Nico B. ist 26 Jahre alt, kommt gebürtig aus Essen und studiert zurzeit. Von der Realschule ging er auf die Berufsschule und machte dort sein Fachabitur. Er steht kurz vor der Fertigstellung seiner Bachelorarbeit und hat kürzlich ein Praktikum absolviert. Bei unabhängiger Betrachtung ist das ein gebildeter junger Mann, der sein Leben in die Hand nimmt und eine großartige Zukunft vor sich hat.

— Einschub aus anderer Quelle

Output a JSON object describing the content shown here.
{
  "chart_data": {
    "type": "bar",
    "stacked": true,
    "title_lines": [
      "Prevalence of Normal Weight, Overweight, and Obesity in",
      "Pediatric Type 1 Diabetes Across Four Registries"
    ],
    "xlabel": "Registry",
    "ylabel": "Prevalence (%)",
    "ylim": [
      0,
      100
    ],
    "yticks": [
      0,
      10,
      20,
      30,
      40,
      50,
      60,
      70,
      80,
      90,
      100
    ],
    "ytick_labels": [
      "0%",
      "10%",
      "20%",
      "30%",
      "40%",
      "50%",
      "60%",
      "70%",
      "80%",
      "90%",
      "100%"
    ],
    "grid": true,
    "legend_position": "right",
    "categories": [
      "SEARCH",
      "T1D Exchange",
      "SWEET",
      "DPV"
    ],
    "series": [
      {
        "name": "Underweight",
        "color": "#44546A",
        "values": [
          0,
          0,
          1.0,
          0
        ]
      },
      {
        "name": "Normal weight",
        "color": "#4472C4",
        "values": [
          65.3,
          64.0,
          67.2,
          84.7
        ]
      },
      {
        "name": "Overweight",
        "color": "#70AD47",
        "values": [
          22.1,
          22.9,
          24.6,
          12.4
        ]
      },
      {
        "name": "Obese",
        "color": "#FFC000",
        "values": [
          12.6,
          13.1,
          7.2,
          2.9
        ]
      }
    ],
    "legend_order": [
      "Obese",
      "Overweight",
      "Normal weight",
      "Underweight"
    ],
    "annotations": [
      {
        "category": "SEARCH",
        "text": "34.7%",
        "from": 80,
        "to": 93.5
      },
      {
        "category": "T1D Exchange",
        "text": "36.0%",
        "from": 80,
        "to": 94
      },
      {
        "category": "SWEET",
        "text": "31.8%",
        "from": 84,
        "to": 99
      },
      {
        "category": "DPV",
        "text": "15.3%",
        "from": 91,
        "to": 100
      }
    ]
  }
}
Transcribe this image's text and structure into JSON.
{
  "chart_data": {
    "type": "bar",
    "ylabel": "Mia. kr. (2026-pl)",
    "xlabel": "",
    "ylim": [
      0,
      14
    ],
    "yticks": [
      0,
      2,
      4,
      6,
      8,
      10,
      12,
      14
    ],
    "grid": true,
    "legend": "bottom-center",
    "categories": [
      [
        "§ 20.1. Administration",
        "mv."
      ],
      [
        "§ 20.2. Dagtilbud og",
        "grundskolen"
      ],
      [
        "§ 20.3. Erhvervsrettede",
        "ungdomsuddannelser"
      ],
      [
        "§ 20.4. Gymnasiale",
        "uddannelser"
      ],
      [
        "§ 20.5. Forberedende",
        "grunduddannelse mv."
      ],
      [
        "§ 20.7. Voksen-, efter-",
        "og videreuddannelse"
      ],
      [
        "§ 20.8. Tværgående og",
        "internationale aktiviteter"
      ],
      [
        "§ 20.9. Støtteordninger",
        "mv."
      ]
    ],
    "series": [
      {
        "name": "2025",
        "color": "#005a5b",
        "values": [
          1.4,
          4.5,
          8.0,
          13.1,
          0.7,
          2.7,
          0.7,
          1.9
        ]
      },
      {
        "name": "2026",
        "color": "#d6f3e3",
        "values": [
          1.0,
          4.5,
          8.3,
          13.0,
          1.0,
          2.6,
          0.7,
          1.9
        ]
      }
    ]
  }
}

Als Nico B. gemeinsam mit 80 anderen Dortmunder und Kölner Ultras über den Habsburger Ring mit lautem Gebrüll einer anderen Hooligan Gruppe aus Schalke entgegen sprintet, ist die Vorstellung vom jungen Mann mit der großartigen Zukunft wie weggewischt. Mit den Armen um sich werfend und dem Kampfspruch „Komm her. Jetzt gibt’s auf die Fresse!“ auf den Lippen, ist er ganz vorne mit dabei, als die gewaltbereiten Gruppen an diesem Januartag um 14:30 Uhr mitten auf dem Kölner Rudolfplatz ineinander krachen.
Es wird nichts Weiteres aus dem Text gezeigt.